【2nd Kitchen 栄養・食材】よく分からないが、何か良さそう。無農薬野菜、有機野菜、オーガニック野菜の違いはなに?

健康志向の高まりから普段食べる食材も「体に良いもの」「安全なもの」を求める人が増え、近年、無農薬野菜や有機野菜の需要が高まっています。

しかし、無農薬野菜や有機野菜、オーガニック野菜というと「何となく体に良さそう」というイメージはあるものの、それぞれがどのように栽培され、どのような違いがある野菜なのかわからないという方も多いのではないでしょうか。

今回は、無農薬野菜、有機野菜、オーガニック野菜の違いについて紹介します。

 

違いは「栽培方法」

一般の野菜と無農薬野菜、有機野菜、オーガニック野菜の違いは簡単にいうと「栽培方法」が異なります。

一般の野菜は農薬や化学肥料を使用する「慣行栽培(かんこうさいばい)」という方法で作られています。

 

【無農薬野菜】

無農薬野菜は農薬を使用せずに栽培した野菜というのが本来の意味ですが、無農薬野菜・無農薬栽培には法的になガイドラインなどは存在しないため、「農薬も化学肥料も使っていない」「必要最低限の農薬しか使っていない」「慣行栽培の半分以下しか使っていない」「農薬は使っていないけれど、化学肥料は使っている」といった場合でも全て「無農薬野菜」ということができました。

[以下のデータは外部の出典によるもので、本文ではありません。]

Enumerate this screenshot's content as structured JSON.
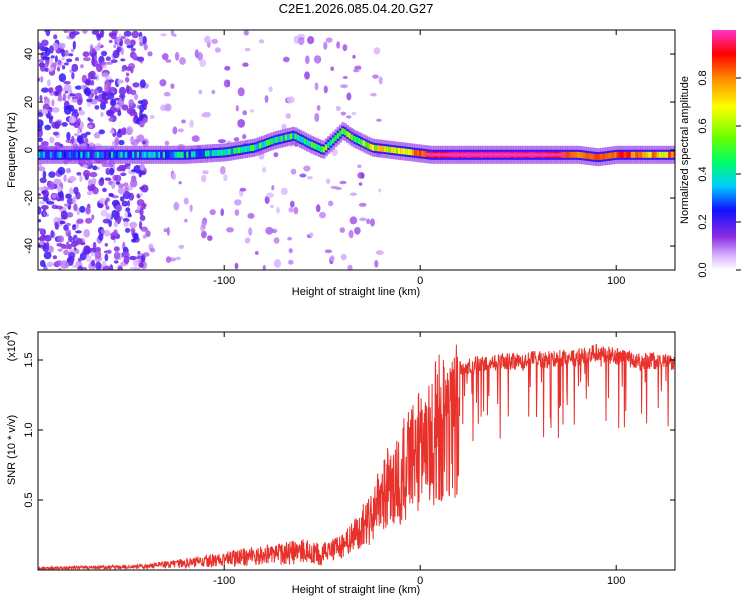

そのため現在は「無農薬」をはじめ、「減農薬」「無化学肥料」「減化学肥料」といった曖昧な表記は法的に禁止されており、無農薬野菜という表現を目にすることも以前に比べると減りました。

 

【有機野菜・オーガニック野菜】

オーガニック野菜の「オーガニック」は日本語に訳すと「有機」という意味で「有機野菜」と同義になります。

有機野菜は農薬や化学肥料を使用せず、堆肥などの有機肥料を使用する有機栽培で育てた野菜のことを指しますが、日本では「有機栽培で作った野菜」というだけでオーガニック野菜や有機野菜を名乗ることはできません。

農林水産省の定める有機JAS規格の条件を満たした野菜だけがオーガニック野菜や有機野菜と認められます。

有機JASの認定を受けるには「堆肥等で土作りを行い、種まきまたは植え付けの前2年以上、禁止された農薬や化学肥料を使用しない」「土壌の性質に由来する農地の生産力を発揮させる」「農業生産に由来する環境への負荷をできる限り低減」「遺伝子組み換え技術を使用しない」といった厳しい制限をクリアする必要があり、堆肥などの有機肥料だけで栽培していたとしても、認定を受けていない場合は「オーガニック」「有機」という表現を使用することはできません。

 

なお、有機JASの規定では「禁止された農薬や化学肥料を使用しない」となっています。これは「禁止されていない農薬や化学肥料であれば使ってもよい」という意味でもあるため、有機JAS認定を受けた有機野菜やオーガニック野菜であっても完全無農薬とは限らないということになります。

 

有機JASマーク

有機JASの規定を満たした栽培方法で作られた野菜には「有機JASマーク」と呼ばれる認証マークがついています。

マークがついていない状態で「有機」や「オーガニック」と表記すると法律違反になるだけではなく、実際に有機栽培で作られたかどうかもわかりません。有機野菜にこだわるなら有機JASマークを確認して購入しましょう。

 

まとめ

無農薬や減農薬という表示が法的に禁止された現在、有機栽培ほどではないものの、慣行栽培よりも農薬を減らした栽培方法は「特別栽培」と呼ばれ、慣行野菜とは区別されるようになっています。

栽培方法や食の安全性にこだわって野菜を選びたいという方は、有機JASマークや特別栽培の表記を目安に選ぶとよいでしょう。